EXPLOSIVE STUPIDITY (23 february 2008)Suppose you take a suit to the drycleaners. Of course, they want you to pay in advance.
A week later you return to collect your suit. "Sorry, but we haven't got it any more," is what you're told. "Well, I still have a receipt, don't I?" you may remark. Not with these drycleaners ... Well, to be strictly honest, it was not a dry-claning shop in this case. But something had been brought in, which was not returned. And I had to pay for that as well ... * * * As self-appointed curator of the het Overtom Chess Computer Museum, I recently bought eight chess computers from a British fellow collector. He packed the computers carefully and took the parcel to the post office. Three weeks later it had not arrived yet. We may safely assume the computers will never be part of the museum. The Dutch post company calls itself TNT (if your Dutch is up to it, you may read this weblog about them).
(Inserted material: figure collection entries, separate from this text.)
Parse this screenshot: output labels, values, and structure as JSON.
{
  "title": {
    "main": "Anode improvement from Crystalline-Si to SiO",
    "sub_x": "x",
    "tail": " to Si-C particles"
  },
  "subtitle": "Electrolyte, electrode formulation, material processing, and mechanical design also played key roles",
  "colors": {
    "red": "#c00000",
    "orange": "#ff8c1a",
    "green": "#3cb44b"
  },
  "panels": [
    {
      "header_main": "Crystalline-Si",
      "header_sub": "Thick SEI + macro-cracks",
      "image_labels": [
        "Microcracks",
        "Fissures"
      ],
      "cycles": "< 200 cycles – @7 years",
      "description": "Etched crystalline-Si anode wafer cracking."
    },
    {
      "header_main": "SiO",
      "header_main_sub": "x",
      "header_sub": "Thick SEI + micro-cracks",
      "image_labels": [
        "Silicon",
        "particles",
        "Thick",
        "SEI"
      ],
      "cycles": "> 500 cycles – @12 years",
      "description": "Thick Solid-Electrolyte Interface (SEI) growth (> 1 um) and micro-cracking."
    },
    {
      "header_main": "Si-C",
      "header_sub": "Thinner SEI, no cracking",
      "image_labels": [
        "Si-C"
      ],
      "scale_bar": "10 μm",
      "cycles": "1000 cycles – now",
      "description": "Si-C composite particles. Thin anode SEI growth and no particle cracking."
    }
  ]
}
When I sent them an email, a certain mr Ypma referred me to the Royal Mail -- although the tracking system of the Royal Mail clearly indicated that it was TNT who had lost the parcel. When I replied to mr Ypma that it was in fact TNT who had lost the parcel, my message was bounced. What a wonderful service delivered by a bunch of morons who once were a proud Dutch company, but which is now an organization that makes one ashamed to be Dutch! And for getting rid of eight chess computers I have to pay 50 Euros! An ironical detail is that this amount includes VAT ( Value Added Tax). In other words: even losing computers adds to their value ...
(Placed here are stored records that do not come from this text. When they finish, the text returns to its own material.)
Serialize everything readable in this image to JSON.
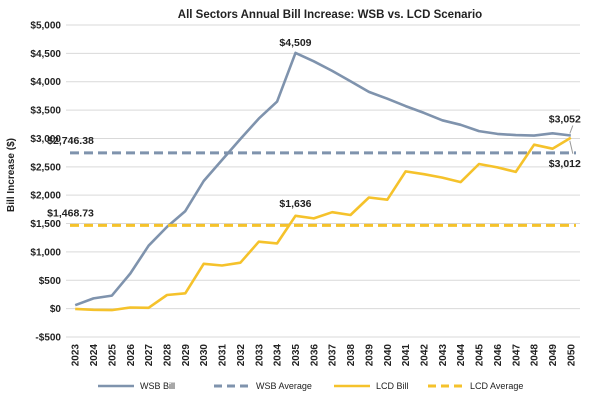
{
  "chart_data": {
    "type": "line",
    "title": "All Sectors Annual Bill Increase: WSB vs. LCD Scenario",
    "ylabel": "Bill Increase ($)",
    "xlabel": "",
    "ylim": [
      -500,
      5000
    ],
    "y_ticks": [
      -500,
      0,
      500,
      1000,
      1500,
      2000,
      2500,
      3000,
      3500,
      4000,
      4500,
      5000
    ],
    "y_tick_labels": [
      "-$500",
      "$0",
      "$500",
      "$1,000",
      "$1,500",
      "$2,000",
      "$2,500",
      "$3,000",
      "$3,500",
      "$4,000",
      "$4,500",
      "$5,000"
    ],
    "grid": true,
    "legend_position": "bottom",
    "x": [
      "2023",
      "2024",
      "2025",
      "2026",
      "2027",
      "2028",
      "2029",
      "2030",
      "2031",
      "2032",
      "2033",
      "2034",
      "2035",
      "2036",
      "2037",
      "2038",
      "2039",
      "2040",
      "2041",
      "2042",
      "2043",
      "2044",
      "2045",
      "2046",
      "2047",
      "2048",
      "2049",
      "2050"
    ],
    "series": [
      {
        "name": "WSB Bill",
        "color": "#7f93ad",
        "style": "solid",
        "values": [
          60,
          180,
          230,
          620,
          1110,
          1440,
          1720,
          2250,
          2620,
          2990,
          3350,
          3650,
          4509,
          4360,
          4190,
          4010,
          3820,
          3700,
          3570,
          3450,
          3320,
          3240,
          3130,
          3080,
          3060,
          3050,
          3090,
          3052
        ]
      },
      {
        "name": "WSB Average",
        "color": "#7f93ad",
        "style": "dashed",
        "values": [
          2746.38,
          2746.38,
          2746.38,
          2746.38,
          2746.38,
          2746.38,
          2746.38,
          2746.38,
          2746.38,
          2746.38,
          2746.38,
          2746.38,
          2746.38,
          2746.38,
          2746.38,
          2746.38,
          2746.38,
          2746.38,
          2746.38,
          2746.38,
          2746.38,
          2746.38,
          2746.38,
          2746.38,
          2746.38,
          2746.38,
          2746.38,
          2746.38
        ]
      },
      {
        "name": "LCD Bill",
        "color": "#f5c22b",
        "style": "solid",
        "values": [
          -5,
          -20,
          -25,
          20,
          15,
          240,
          270,
          790,
          760,
          810,
          1180,
          1150,
          1636,
          1590,
          1700,
          1650,
          1960,
          1920,
          2420,
          2370,
          2310,
          2230,
          2550,
          2490,
          2410,
          2890,
          2820,
          3012
        ]
      },
      {
        "name": "LCD Average",
        "color": "#f5c22b",
        "style": "dashed",
        "values": [
          1468.73,
          1468.73,
          1468.73,
          1468.73,
          1468.73,
          1468.73,
          1468.73,
          1468.73,
          1468.73,
          1468.73,
          1468.73,
          1468.73,
          1468.73,
          1468.73,
          1468.73,
          1468.73,
          1468.73,
          1468.73,
          1468.73,
          1468.73,
          1468.73,
          1468.73,
          1468.73,
          1468.73,
          1468.73,
          1468.73,
          1468.73,
          1468.73
        ]
      }
    ],
    "annotations": [
      {
        "text": "$4,509",
        "x": "2035",
        "y": 4509
      },
      {
        "text": "$1,636",
        "x": "2035",
        "y": 1636
      },
      {
        "text": "$2,746.38",
        "x": "2023",
        "y": 2746.38
      },
      {
        "text": "$1,468.73",
        "x": "2023",
        "y": 1468.73
      },
      {
        "text": "$3,052",
        "x": "2050",
        "y": 3052
      },
      {
        "text": "$3,012",
        "x": "2050",
        "y": 3012
      }
    ]
  }
}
Honesty compels me to add the following: After more than three weeks, the parcel was returned to sender. It appeared that it was not TNT, to whom Royal Mail had passed the parcel on, but a bunch of idiots who call themselves GLS (Goofy, Late and Slow?). As you can see below, they had done their best to paste all sorts of stickers on it. The address on the parcel was 100% OK, but GLS claimed a parcel could only be delivered if it was provided with the telephone number of the addressee. For only then would they be able to call the addressee before delivery. Apart from the fact this is a blatant lie (I have received several parcels from GLS without any telephone numbers and have never been called by them), I would think it is not such a huge effort to consult a telephone directory if you really want to know. Long ago, all the mail in the Netherlands was delivered by an organization called PTT. The champions of liberalization and privatization made us believe that everything would become better if market mechanisms were allowed to do their work. The sad results cannot only be beheld here, but also in the chaos in the Amsterdam taxi world and in many other fields where decent regulation was thought to be mere luxury.